When raising foster children with RAD, there’s no single surefire treatment method; each case can present its own challenges. The first step is to provide a stable living environment where your foster son has time to experience what positive attachment is like and to develop a bond with you.

• Building a personalized strategy with a therapist from the start will ensure that you’re using the appropriate methods for your foster son’s case. Forming a team with the therapist also makes it more difficult for him to manipulate and breakdown any one individual and provides you with someone to talk to who has an understanding of what you’re going through.

• As previously mentioned, avoid giving timeouts or grounding your foster son. Instead, give him “time-ins” when he acts out. During these “time-ins,” keep him close to you with the goal of making him communicate with you. This transforms his punishment from a form of isolation into a social interaction that may slowly build a connection between the two of you. During this time, it’s important to keep your cool no matter how unruly he acts.

• Avoid beginning sentences with “you” because it suggests that you know what’s going on inside him, as well as implies an accusation. Instead, begin sentences with “I,” such as “I am upset with what you did.

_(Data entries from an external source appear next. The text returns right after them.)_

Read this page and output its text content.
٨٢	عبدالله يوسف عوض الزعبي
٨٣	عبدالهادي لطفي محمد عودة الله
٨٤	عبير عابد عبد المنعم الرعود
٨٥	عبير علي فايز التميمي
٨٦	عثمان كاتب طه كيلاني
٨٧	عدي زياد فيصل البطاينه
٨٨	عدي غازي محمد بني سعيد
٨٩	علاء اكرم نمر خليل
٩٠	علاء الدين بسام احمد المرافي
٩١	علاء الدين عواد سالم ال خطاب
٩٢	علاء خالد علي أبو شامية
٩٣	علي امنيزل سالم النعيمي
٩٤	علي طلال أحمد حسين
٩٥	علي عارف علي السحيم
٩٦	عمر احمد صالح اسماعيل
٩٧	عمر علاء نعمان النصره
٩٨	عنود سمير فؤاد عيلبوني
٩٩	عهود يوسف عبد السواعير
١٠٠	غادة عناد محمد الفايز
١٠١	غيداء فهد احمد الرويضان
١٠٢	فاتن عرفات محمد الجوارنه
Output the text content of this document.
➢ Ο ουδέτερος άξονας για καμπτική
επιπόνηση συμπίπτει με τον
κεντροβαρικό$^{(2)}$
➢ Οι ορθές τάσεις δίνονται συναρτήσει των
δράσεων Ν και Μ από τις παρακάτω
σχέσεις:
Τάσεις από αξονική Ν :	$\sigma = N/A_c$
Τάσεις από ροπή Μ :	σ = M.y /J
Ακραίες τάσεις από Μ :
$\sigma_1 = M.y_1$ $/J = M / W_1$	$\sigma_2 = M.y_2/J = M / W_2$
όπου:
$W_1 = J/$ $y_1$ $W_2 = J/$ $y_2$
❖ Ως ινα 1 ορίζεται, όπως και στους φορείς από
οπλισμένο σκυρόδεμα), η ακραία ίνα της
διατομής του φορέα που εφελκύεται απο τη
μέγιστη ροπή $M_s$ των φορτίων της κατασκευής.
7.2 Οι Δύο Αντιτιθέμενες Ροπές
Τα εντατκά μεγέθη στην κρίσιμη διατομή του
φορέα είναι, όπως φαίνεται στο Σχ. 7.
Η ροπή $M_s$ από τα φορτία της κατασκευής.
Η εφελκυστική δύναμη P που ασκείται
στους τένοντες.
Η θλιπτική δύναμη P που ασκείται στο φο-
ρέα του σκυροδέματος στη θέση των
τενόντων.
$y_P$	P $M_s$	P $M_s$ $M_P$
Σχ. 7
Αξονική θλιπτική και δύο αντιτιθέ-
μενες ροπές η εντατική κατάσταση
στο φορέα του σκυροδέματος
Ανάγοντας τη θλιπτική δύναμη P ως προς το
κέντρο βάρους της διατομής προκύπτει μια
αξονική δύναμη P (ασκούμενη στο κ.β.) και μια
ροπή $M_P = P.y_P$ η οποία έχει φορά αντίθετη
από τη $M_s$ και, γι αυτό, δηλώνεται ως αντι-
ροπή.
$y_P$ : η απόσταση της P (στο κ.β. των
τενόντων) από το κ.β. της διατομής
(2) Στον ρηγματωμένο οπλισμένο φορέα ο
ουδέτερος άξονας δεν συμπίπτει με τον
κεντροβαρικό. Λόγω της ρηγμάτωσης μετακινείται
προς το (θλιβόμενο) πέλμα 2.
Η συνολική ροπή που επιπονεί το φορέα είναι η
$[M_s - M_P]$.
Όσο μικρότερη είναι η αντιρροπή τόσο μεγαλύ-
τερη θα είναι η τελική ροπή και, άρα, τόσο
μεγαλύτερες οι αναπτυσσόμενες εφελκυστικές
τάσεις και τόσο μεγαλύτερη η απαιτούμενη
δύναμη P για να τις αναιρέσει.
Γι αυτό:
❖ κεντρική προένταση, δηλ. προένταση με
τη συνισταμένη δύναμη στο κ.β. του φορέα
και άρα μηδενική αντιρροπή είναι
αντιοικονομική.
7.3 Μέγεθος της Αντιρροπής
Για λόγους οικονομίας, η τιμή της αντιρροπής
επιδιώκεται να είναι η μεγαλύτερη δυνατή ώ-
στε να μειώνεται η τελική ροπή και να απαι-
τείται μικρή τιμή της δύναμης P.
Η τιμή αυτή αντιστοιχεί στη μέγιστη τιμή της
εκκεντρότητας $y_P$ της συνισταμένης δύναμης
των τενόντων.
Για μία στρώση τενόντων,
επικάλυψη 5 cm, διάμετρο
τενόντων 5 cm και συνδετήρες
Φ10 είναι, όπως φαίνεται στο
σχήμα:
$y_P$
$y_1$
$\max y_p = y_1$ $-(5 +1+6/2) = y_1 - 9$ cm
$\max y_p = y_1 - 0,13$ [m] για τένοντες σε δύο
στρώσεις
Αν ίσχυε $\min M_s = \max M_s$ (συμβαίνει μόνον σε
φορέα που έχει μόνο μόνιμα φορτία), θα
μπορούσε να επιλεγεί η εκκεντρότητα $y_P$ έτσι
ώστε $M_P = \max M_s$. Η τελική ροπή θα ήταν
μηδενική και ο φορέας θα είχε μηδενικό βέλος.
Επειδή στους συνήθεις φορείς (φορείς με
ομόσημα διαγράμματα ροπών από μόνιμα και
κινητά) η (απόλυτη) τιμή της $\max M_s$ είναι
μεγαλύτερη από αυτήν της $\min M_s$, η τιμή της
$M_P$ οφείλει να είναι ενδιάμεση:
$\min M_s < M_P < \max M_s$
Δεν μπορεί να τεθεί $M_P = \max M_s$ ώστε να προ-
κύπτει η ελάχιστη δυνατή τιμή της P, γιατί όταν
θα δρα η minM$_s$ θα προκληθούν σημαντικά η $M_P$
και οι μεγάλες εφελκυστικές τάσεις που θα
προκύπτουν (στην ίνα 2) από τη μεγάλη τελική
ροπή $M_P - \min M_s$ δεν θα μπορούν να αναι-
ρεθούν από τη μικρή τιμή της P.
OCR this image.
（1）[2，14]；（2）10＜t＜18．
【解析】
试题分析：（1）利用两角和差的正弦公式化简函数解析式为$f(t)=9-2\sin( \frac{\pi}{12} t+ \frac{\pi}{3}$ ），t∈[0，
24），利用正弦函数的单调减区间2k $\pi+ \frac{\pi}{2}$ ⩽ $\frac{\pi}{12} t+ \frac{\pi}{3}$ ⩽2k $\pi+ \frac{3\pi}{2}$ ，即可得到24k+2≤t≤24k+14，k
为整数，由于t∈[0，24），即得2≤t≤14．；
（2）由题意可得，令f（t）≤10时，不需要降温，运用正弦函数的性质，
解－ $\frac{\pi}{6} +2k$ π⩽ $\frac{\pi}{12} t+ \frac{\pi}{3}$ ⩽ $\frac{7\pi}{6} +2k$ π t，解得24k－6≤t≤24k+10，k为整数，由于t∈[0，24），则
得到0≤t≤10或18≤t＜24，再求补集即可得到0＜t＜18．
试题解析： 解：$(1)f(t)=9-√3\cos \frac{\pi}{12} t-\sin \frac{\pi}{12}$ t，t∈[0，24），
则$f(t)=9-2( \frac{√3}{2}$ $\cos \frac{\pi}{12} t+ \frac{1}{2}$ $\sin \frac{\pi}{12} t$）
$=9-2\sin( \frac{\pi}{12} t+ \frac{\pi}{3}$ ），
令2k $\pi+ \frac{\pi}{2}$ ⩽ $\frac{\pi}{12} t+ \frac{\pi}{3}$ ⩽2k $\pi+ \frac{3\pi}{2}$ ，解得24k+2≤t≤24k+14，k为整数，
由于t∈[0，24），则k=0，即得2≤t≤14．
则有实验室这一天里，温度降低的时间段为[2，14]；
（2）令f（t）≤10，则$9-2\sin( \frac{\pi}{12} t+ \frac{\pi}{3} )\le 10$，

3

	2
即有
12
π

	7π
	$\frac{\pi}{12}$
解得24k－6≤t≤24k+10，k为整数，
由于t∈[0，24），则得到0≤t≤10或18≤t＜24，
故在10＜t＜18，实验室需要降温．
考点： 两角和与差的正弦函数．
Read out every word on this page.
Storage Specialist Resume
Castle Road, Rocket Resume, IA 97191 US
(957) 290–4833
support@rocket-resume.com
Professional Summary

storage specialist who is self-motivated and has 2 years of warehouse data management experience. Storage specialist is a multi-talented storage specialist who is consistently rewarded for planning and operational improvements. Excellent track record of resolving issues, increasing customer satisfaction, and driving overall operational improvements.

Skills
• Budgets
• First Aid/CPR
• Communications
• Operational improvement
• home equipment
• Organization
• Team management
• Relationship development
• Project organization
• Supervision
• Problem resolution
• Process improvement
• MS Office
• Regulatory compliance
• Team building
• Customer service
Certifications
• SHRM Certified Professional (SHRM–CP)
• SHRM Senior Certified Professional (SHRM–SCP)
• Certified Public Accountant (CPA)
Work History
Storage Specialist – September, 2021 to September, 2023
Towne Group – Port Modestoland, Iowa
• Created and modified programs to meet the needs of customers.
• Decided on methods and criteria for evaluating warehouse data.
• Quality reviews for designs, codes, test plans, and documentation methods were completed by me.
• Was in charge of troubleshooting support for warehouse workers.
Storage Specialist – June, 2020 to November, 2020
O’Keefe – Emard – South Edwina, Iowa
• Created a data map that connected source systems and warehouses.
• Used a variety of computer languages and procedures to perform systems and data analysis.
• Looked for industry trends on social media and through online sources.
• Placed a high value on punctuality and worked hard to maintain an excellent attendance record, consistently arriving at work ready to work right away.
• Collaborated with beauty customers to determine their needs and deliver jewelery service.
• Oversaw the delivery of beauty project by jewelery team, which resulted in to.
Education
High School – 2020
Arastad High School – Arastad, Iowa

I want you to sit with me for the next 5 minutes.” Verbalizing your emotions can help your foster son with RAD gain a better understanding of his own feelings. Also use “I” to support positive experiences by saying things like, “I am glad to see you and John playing together.”

• Sign him up for a team sport where he’s interacting with other children to help foster a bond among peers. This places him in a position where he’s not in control and demonstrates the value of positively interacting with others.

• Slowly introduce physical touch as a way of bonding. Start off with minor interactions, such as a quick pat on the back for doing something good. As he becomes more comfortable with these attachment experiences, gauge his comfort level and consider introducing other signs of affection, such as a hug.

• Constantly remind your foster son that it’s okay if he doesn’t know how to show affection to you and that you will always care for him, regardless of how he feels about you.

Due to your foster son’s experiences during infancy, his brain never had the opportunity to make emotional connections that most people take for granted. Through your attention and patience, you can help him make these connections and learn how to create relationships with others. There will be tears, anger, fear and times when you feel like giving up, but with persistence you may begin to see your hard work pay off.